Updated by mfriedrich on 2010-09-21 11:29:31 +00:00

test cases from Stephen:

-------- Original Message --------
Subject:    Re: [Nagios-devel] Unable to stop executing checks with 3.2.2
Date:   Tue, 21 Sep 2010 00:22:36 +0100
From:   Stephen Gran 
Reply-To:   Nagios Developers List 
To:     nagios-devel@lists.sourceforge.net

On Mon, Sep 20, 2010 at 08:51:32AM +0100, Ton Voon said:
> The first thing is: can you get the test_events C code to execute  
> without failure?
> 
> The 2nd is to code your scenarios above. The tricky thing here is that  
> you have to setup all the appropriate variables, then execute  
> event_execution_loop().
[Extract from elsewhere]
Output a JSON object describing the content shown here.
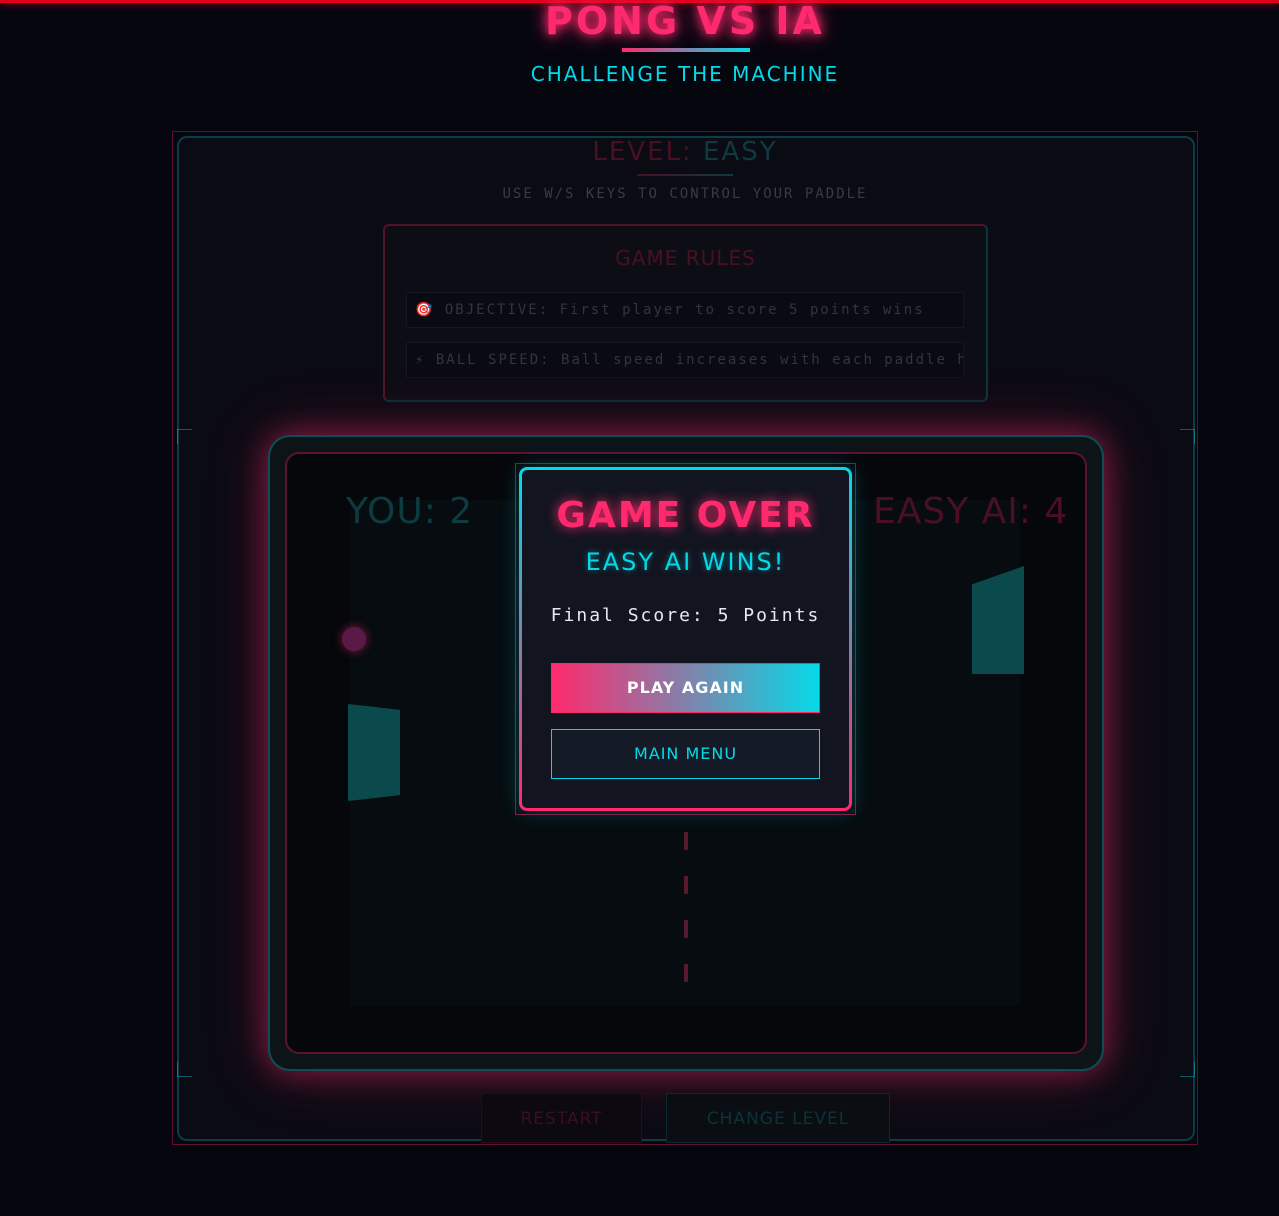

As you success criteria is based on whether  
> certain events were executed or not, you could probably work this out  
> by checking the last_check and next_check for specific host/services  
> afterwards.
> 
> I look forward to see those tests!

Hi there,

This is my simple minded attempt at matching the originally reported
failure case (host checks being skipped when service checks disabled).
It fails without my patch and passes with my patch.  Hopefully it's
clear enough - please ask for clarification if not.

Cheers,
icinga-migration commented 14 years ago

Updated by mfriedrich on 2010-09-21 13:05:21 +00:00

Applied in changeset commit:"7bfd6520a55a7e7125dd642268ad9cd8b372429a".